Environnement Canada a noté également que ce bénéfice provenant du MMT devait être pondéré en regard des bénéfices qu'on prévoit obtenir d'un SDI fonctionnant de façon appropriée. M. Vena a indiqué au Comité ce qui suit :

« ... s'il y a un bénéfice pour ce qui est des NOx et que vous devez décider d'une politique, alors la question qui doit être posée est celle-ci : « Y a-t-il des compromis possibles? La justification est qu'on doit protéger l'équipement antipollution et s'assurer qu'il fonctionne bien. Évidemment, s'il le fait, alors ce bénéfice doit être plus grand que cette augmentation potentielle. »

La question des augmentations d'hydrocarbures et d'oxyde de carbone était une préoccupation pour l'USEPA, au cours des quatre demandes de dérogation pour le MMT faites par Ethyl Corporation. Le US Federal Register du 9 décembre 1993, p. 64764 a été cité par les représentants de Ethyl Corp. lorsqu'ils ont été confrontés à ce problème clé. L'USEPA a noté succinctement ceci : « L'USEPA a déterminé que les augmentations dans les émissions d'hydrocarbures observées sur la flotte entière de véhicules 1992 et 1993 essayée par Ethyl... n'était pas statistiquement significative. »
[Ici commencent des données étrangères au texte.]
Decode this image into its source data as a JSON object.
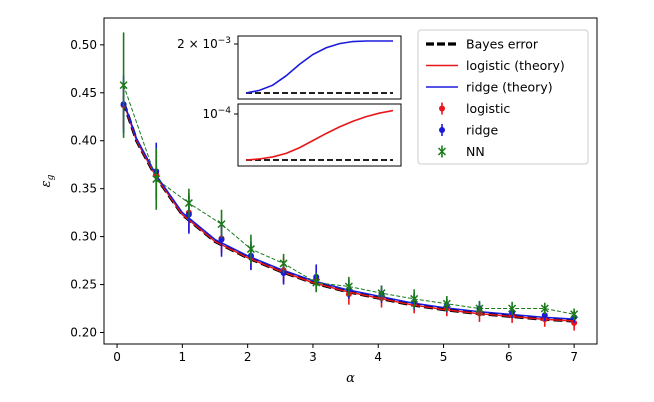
{
  "chart_data": {
    "type": "line",
    "xlabel": "α",
    "ylabel": "ε",
    "ylabel_sub": "g",
    "xlim": [
      -0.2,
      7.35
    ],
    "ylim": [
      0.188,
      0.528
    ],
    "xticks": [
      0,
      1,
      2,
      3,
      4,
      5,
      6,
      7
    ],
    "yticks": [
      0.2,
      0.25,
      0.3,
      0.35,
      0.4,
      0.45,
      0.5
    ],
    "ytick_labels": [
      "0.20",
      "0.25",
      "0.30",
      "0.35",
      "0.40",
      "0.45",
      "0.50"
    ],
    "grid": false,
    "legend_placement": "top-right",
    "curves": [
      {
        "name": "Bayes error",
        "color": "#000000",
        "style": "dashed-thick",
        "x": [
          0.1,
          0.3,
          0.6,
          1.0,
          1.5,
          2.0,
          2.5,
          3.0,
          3.5,
          4.0,
          4.5,
          5.0,
          5.5,
          6.0,
          6.5,
          7.0
        ],
        "y": [
          0.44,
          0.4,
          0.362,
          0.323,
          0.295,
          0.278,
          0.264,
          0.252,
          0.243,
          0.236,
          0.229,
          0.224,
          0.22,
          0.217,
          0.214,
          0.212
        ]
      },
      {
        "name": "logistic (theory)",
        "color": "#e8161a",
        "style": "solid",
        "x": [
          0.1,
          0.3,
          0.6,
          1.0,
          1.5,
          2.0,
          2.5,
          3.0,
          3.5,
          4.0,
          4.5,
          5.0,
          5.5,
          6.0,
          6.5,
          7.0
        ],
        "y": [
          0.44,
          0.4,
          0.362,
          0.323,
          0.295,
          0.278,
          0.264,
          0.252,
          0.243,
          0.236,
          0.229,
          0.224,
          0.22,
          0.217,
          0.214,
          0.212
        ]
      },
      {
        "name": "ridge (theory)",
        "color": "#1a1adc",
        "style": "solid",
        "x": [
          0.1,
          0.3,
          0.6,
          1.0,
          1.5,
          2.0,
          2.5,
          3.0,
          3.5,
          4.0,
          4.5,
          5.0,
          5.5,
          6.0,
          6.5,
          7.0
        ],
        "y": [
          0.441,
          0.402,
          0.364,
          0.325,
          0.297,
          0.28,
          0.266,
          0.254,
          0.245,
          0.238,
          0.231,
          0.226,
          0.222,
          0.219,
          0.216,
          0.214
        ]
      }
    ],
    "points": [
      {
        "name": "logistic",
        "color": "#e8161a",
        "marker": "circle",
        "x": [
          0.1,
          0.6,
          1.1,
          1.6,
          2.05,
          2.55,
          3.05,
          3.55,
          4.05,
          4.55,
          5.05,
          5.55,
          6.05,
          6.55,
          7.0
        ],
        "y": [
          0.437,
          0.365,
          0.325,
          0.298,
          0.279,
          0.265,
          0.256,
          0.24,
          0.236,
          0.23,
          0.226,
          0.22,
          0.218,
          0.214,
          0.21
        ],
        "err": [
          0.025,
          0.025,
          0.02,
          0.015,
          0.013,
          0.013,
          0.012,
          0.011,
          0.01,
          0.01,
          0.009,
          0.009,
          0.008,
          0.008,
          0.008
        ]
      },
      {
        "name": "ridge",
        "color": "#1a1adc",
        "marker": "circle",
        "x": [
          0.1,
          0.6,
          1.1,
          1.6,
          2.05,
          2.55,
          3.05,
          3.55,
          4.05,
          4.55,
          5.05,
          5.55,
          6.05,
          6.55,
          7.0
        ],
        "y": [
          0.438,
          0.368,
          0.323,
          0.297,
          0.28,
          0.262,
          0.258,
          0.245,
          0.24,
          0.232,
          0.228,
          0.225,
          0.221,
          0.218,
          0.216
        ],
        "err": [
          0.03,
          0.03,
          0.02,
          0.018,
          0.015,
          0.012,
          0.013,
          0.01,
          0.009,
          0.008,
          0.007,
          0.007,
          0.006,
          0.006,
          0.006
        ]
      },
      {
        "name": "NN",
        "color": "#1a7a1a",
        "marker": "x",
        "x": [
          0.1,
          0.6,
          1.1,
          1.6,
          2.05,
          2.55,
          3.05,
          3.55,
          4.05,
          4.55,
          5.05,
          5.55,
          6.05,
          6.55,
          7.0
        ],
        "y": [
          0.458,
          0.36,
          0.335,
          0.313,
          0.287,
          0.272,
          0.252,
          0.248,
          0.241,
          0.235,
          0.23,
          0.225,
          0.225,
          0.225,
          0.219
        ],
        "err": [
          0.055,
          0.032,
          0.015,
          0.015,
          0.015,
          0.01,
          0.01,
          0.01,
          0.008,
          0.01,
          0.008,
          0.008,
          0.007,
          0.006,
          0.006
        ]
      }
    ],
    "insets": [
      {
        "ytick_label_base": "2 × 10",
        "ytick_label_exp": "−3",
        "color": "#1a1adc",
        "curve": [
          0.0,
          0.05,
          0.15,
          0.33,
          0.55,
          0.74,
          0.87,
          0.95,
          0.99,
          1.0,
          1.0,
          1.0
        ]
      },
      {
        "ytick_label_base": "10",
        "ytick_label_exp": "−4",
        "color": "#e8161a",
        "curve": [
          0.0,
          0.02,
          0.06,
          0.13,
          0.24,
          0.38,
          0.52,
          0.65,
          0.76,
          0.85,
          0.92,
          0.97
        ]
      }
    ]
  },
  "legend": [
    {
      "label": "Bayes error",
      "kind": "dashed-thick",
      "color": "#000000"
    },
    {
      "label": "logistic (theory)",
      "kind": "line",
      "color": "#e8161a"
    },
    {
      "label": "ridge (theory)",
      "kind": "line",
      "color": "#1a1adc"
    },
    {
      "label": "logistic",
      "kind": "circle-err",
      "color": "#e8161a"
    },
    {
      "label": "ridge",
      "kind": "circle-err",
      "color": "#1a1adc"
    },
    {
      "label": "NN",
      "kind": "x-err",
      "color": "#1a7a1a"
    }
  ]
}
Il semble probable que le retrait du MMT de l'essence canadienne causerait une augmentation immédiate des émissions de NOx des véhicules. Nous sommes préoccupés par le fait que même si les SDI devaient fonctionner correctement, le bénéfice environnemental qu'on continuerait de tirer de l'usage du MMT et la réduction des émissions de NOx qui lui est associée seraient perdus.

Conclusion

Les données techniques examinées par l'USEPA pourraient amener les membres du Comité à conclure que l'ajout de MMT ne contribue pas à augmenter les émissions d'hydrocarbures et d'oxyde de carbone. Toutefois, jusqu'à ce qu'une étude définitive ait été effectuée, il n'est pas possible de répondre à la question avec certitude. Étant donné la prépondérance de la preuve en cette matière, et à ce stade de notre examen, il ne semble pas évident que le MMT cause un dommage direct à l'environnement. Il reste que la preuve qui relie un impact négatif de l'usage du MMT sur les émissions d'hydrocarbures et d'oxyde de carbone, et par conséquent sur l'environnement canadien, est contradictoire, non concluante et pure spéculation.

***

<1> Registre fédéral des États-Unis, volume 58, no 235, 19 décembre 1993, p. 64761.

<2> Ethyl Corp. c. Browner, 51 F.3d 1053, 1065 (DC Cir. 1995) nous soulignons.

<3> Id., 1064-1065.

<4> Id., 1065.

<5> Lettre de Ford à l'EPA (EPA Air Docket A-93-26, No II-D-91).

<6> Automobile Company Alleges MMT Adversely Affects On-Board Diagnostic System Operation are Based on Flawed Testing, Ethyl Corporation (mai 1996).

<7> US Federal Register, 15244, 23 mars 1995.

<8> CARB Transcript, 12 décembre 1996, pp. 157-158.